Elle prit une goulée d'air. Se força à respirer calmement. « Inspire, expire, inspire, expire, là voilà, calme toi… Tu es Fate, tu existes… »

- c'est ce que tu crois ? Pauvre enfant !

-qu'est ce que c'est ? Qui est là ? » Fate sursauta en attendant cette voix venir de nulle part… cette voix qui ressemblait étrangement à celle de…

-Mère ?! bredouilla Fate… En un instant elle était redevenue la petite fille apeurée face à sa mère, apeurée et blessée. Elle se mit à trembler, ses espoirs disparaissaient. Elle n'était plus rien…Elle était redevenue la poupée de sa créatrice, perdue au milieu des autres créations de la magicienne noire. Sa volonté annihilée. Non, non, NON ! Je ne dois pas ! Non, elle est morte !

-Tu es morte ! tu n'es plus de ce monde !

-Le crois tu vraiment, Fate, en es tu si sûre ? avez-vous retrouvé mon corps ? Crois-tu vraiment que, Moi, j'ai échoué ? Non, petite idiote, je n'ai pas échoué et j'ai même réussi à t'amener jusqu'à moi…juste pour te dire que je suis de retour. Après tant d'années je suis de retour…

-Non, c'est une illusion ! tu n'es qu'une illusion provoquée par cet artefact que j'ai touché…

-Tu es restée bien naïve, et bien sotte. Mais effectivement, ce que tu vois là est la reproduction de mon laboratoire, et cet artefact est une lost loggia que j'ai laissée à ton attention, pour renouer contact avec toi. Seul ton contact pouvait la réactiver. Ton contact, ou, devrais-je dire, le contact du sang des Testarossa… Je t'en remercie. Tu n'es pas aussi incapable que je l'aurais pensé, finalement…Ah ah ah ! Mais va, retourne à ta réalité, maintenant, à ta triste vie de poupée sans valeur ! on se reverra, ne l'oublie pas c'est moi qui t'ai créé, C'est moi qui décide de ta vie ou de ta mort. Rappelle-t'en!
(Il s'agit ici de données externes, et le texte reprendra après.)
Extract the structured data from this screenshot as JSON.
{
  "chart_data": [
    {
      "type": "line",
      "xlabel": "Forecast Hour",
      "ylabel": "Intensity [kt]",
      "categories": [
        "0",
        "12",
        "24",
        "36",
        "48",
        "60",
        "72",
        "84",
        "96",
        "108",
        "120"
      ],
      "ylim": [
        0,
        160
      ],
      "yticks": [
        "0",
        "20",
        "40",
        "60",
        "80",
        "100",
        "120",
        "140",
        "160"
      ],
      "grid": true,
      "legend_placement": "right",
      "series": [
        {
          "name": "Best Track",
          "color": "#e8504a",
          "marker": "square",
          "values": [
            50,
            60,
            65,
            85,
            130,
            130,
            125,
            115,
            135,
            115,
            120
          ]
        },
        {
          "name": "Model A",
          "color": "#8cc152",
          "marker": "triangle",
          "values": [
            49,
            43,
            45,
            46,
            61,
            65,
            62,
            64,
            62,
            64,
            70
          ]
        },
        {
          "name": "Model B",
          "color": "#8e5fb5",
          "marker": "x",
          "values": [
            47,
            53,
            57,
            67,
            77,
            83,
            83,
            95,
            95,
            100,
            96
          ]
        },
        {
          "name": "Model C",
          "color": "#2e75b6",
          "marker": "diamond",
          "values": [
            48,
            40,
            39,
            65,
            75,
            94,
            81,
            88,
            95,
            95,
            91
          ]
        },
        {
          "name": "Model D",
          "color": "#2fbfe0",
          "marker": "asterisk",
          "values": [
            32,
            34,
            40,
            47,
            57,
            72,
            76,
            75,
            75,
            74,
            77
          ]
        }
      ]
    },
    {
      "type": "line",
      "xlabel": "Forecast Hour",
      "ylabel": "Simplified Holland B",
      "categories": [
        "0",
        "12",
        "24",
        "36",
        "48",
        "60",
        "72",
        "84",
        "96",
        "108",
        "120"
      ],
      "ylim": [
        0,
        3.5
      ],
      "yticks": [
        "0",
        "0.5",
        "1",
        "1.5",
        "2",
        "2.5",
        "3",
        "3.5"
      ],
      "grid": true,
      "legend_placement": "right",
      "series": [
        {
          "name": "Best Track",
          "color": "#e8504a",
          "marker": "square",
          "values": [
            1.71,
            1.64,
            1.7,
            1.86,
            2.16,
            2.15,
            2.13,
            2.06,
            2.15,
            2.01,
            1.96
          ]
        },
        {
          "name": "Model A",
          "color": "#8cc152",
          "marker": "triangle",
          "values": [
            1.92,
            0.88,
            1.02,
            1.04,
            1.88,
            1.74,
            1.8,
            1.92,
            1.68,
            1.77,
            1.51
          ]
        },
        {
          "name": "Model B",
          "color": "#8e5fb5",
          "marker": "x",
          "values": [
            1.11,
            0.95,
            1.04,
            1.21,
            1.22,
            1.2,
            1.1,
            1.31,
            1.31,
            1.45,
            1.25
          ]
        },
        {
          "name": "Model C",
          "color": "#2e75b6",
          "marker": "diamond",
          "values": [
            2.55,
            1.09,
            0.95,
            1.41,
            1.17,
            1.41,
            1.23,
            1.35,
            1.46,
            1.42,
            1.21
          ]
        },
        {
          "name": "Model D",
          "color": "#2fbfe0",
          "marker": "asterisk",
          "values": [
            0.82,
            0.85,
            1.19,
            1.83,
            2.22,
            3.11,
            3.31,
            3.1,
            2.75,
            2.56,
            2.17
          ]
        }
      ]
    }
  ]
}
Un éclair de lumière submergea Fate, qui, éblouit, ferma les yeux. En les rouvrant elle était allongée devant l'autel et sa device lui apprit qu'elle était restée inconsciente pendant une dizaine de minutes, ne répondant pas à ses différents appels. Elle fut surprise de voir qu'elle n'avait plus mal : ni au poignet, ni à la tête. Elle ne saignait plus. Plus aucune blessures visibles. Pas même un bleu.

Encore secouée par son expérience Fate mit plusieurs minutes avant de véritablement retrouver ses esprits. Sa mère serait de retour ? Impossible. Elle avait sombré. Fate l'avait vue. Nanoha aussi.
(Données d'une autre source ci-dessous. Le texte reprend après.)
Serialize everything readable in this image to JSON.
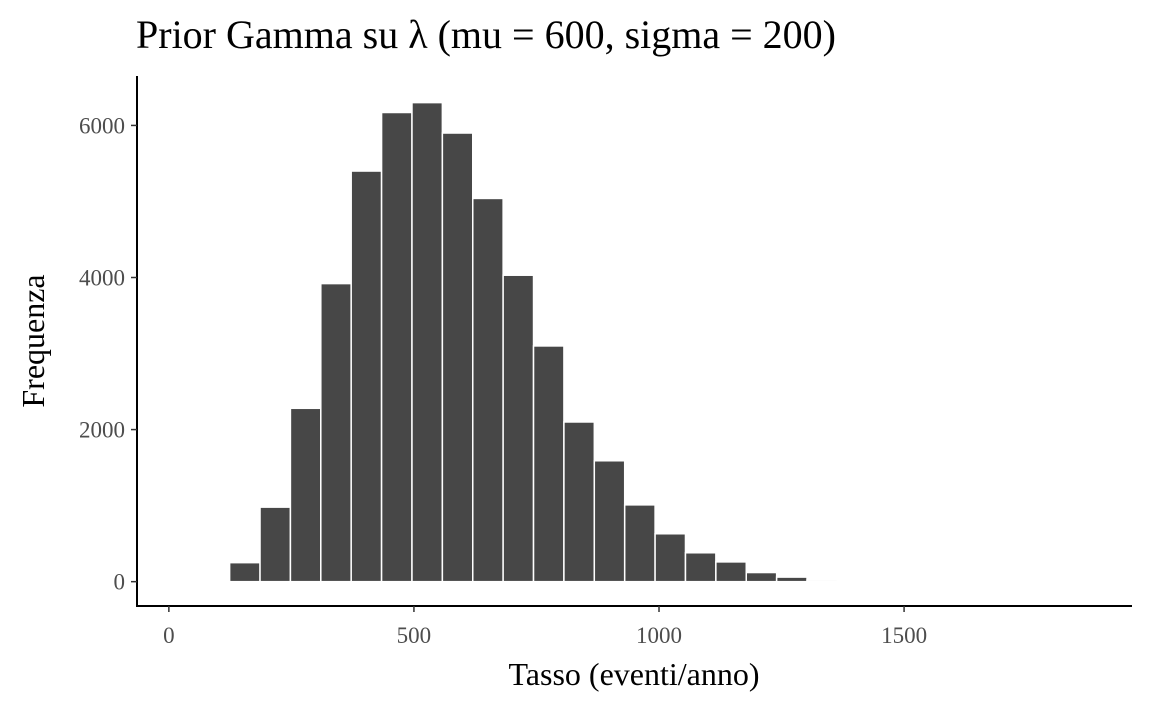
{
  "chart_data": {
    "type": "bar",
    "title": "Prior Gamma su λ (mu = 600, sigma = 200)",
    "xlabel": "Tasso (eventi/anno)",
    "ylabel": "Frequenza",
    "xlim": [
      -65,
      1965
    ],
    "ylim": [
      -320,
      6650
    ],
    "x_ticks": [
      0,
      500,
      1000,
      1500
    ],
    "y_ticks": [
      0,
      2000,
      4000,
      6000
    ],
    "bin_width": 62,
    "bar_color": "#474747",
    "bar_outline": "#ffffff",
    "grid": false,
    "legend": "none",
    "bins": [
      {
        "x": 155,
        "count": 250
      },
      {
        "x": 217,
        "count": 980
      },
      {
        "x": 279,
        "count": 2280
      },
      {
        "x": 341,
        "count": 3920
      },
      {
        "x": 403,
        "count": 5400
      },
      {
        "x": 465,
        "count": 6170
      },
      {
        "x": 527,
        "count": 6300
      },
      {
        "x": 589,
        "count": 5900
      },
      {
        "x": 651,
        "count": 5040
      },
      {
        "x": 713,
        "count": 4030
      },
      {
        "x": 775,
        "count": 3100
      },
      {
        "x": 837,
        "count": 2100
      },
      {
        "x": 899,
        "count": 1590
      },
      {
        "x": 961,
        "count": 1010
      },
      {
        "x": 1023,
        "count": 630
      },
      {
        "x": 1085,
        "count": 380
      },
      {
        "x": 1147,
        "count": 260
      },
      {
        "x": 1209,
        "count": 120
      },
      {
        "x": 1271,
        "count": 60
      },
      {
        "x": 1333,
        "count": 20
      }
    ]
  }
}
Perdue dans ses pensées, c'est à peine si elle réagit lorsque Bardiche l'informa que tout danger était écarté et que l'artefact était scellé. Lorsqu'elle retrouva sa coéquipière, Fate resta muette sur son entrevue avec sa mère. Où plutôt l'empreinte de sa mère. Elle ne révéla que le strict minimum. Ce qu'elles cherchaient, l'artefact, était en leur possession. Quant à savoir pourquoi il était resté là, Fate en avait une idée mais devait d'abord en parler avec Hayate. Le retour se fit sans encombre. Mais Fate resta dans ses quartiers durant tout le trajet. Revivant les événements encore et encore. Se remémorant tout son passé. Elle qui, il y a quelques jours encore, était si sûre d'elle-même, voyait tout son monde s'écrouler, ses certitudes, s'envoler.
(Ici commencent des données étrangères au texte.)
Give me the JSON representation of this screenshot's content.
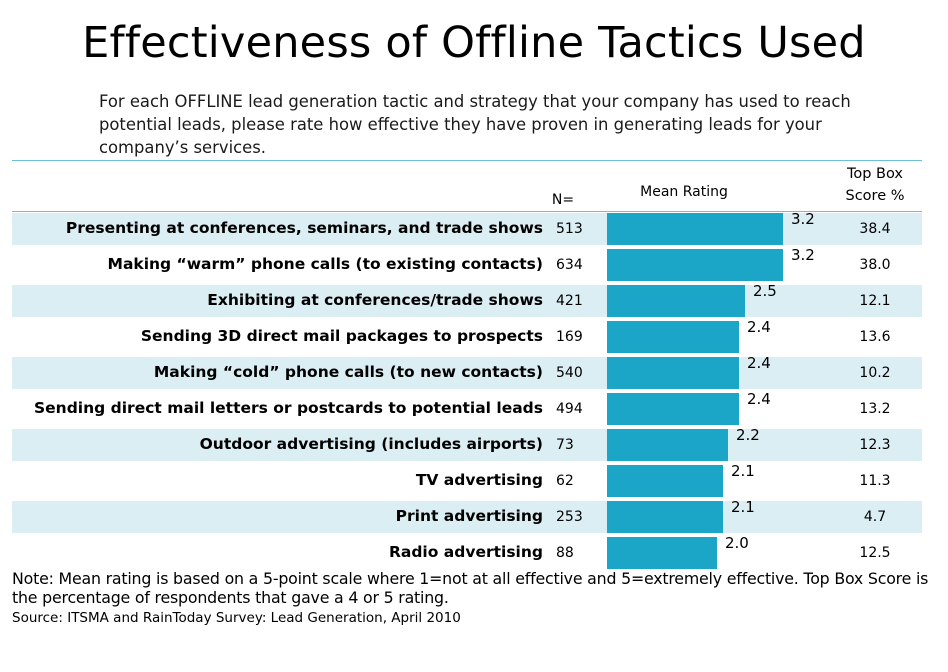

Elle se réveilla brutalement, dans un sursaut et fut soulagée d'entendre doucement toquer à la porte de la salle de bain.

Fate-chan ? Tout va bien ? Le dîner est prêt, tu viens ?

Oui, oui. J'arrive Nanoha » Fit Fate dans un soupir de soulagement.

Cette nuit là fut un cauchemar sans fin.

Elle se réveilla souvent, en sueur, en pleur, avec ce poids terrible sur sa poitrine. Et une peur incontrôlable qui la chevillait au corps. Sans aucun souvenir précis de son rêve, juste l'impression de tomber, d'une chute infinie. Sans aucune possibilité de se raccrocher à quoi que ce soit. Dans un vide où le silence se faisait assourdissant.

Aucun son ne sortait de sa bouche, alors qu'elle hurlait de toutes ses forces.

Nanoha… Nanoha était son ancre. Son repère. Nanoha qui savait la rassurer et qui, à chaque fois était là, lui murmurant que tout allait bien. Et Fate se rendormait, sous les mots protecteurs de son amie.

Au petit matin Fate se levait plus fatiguée que jamais.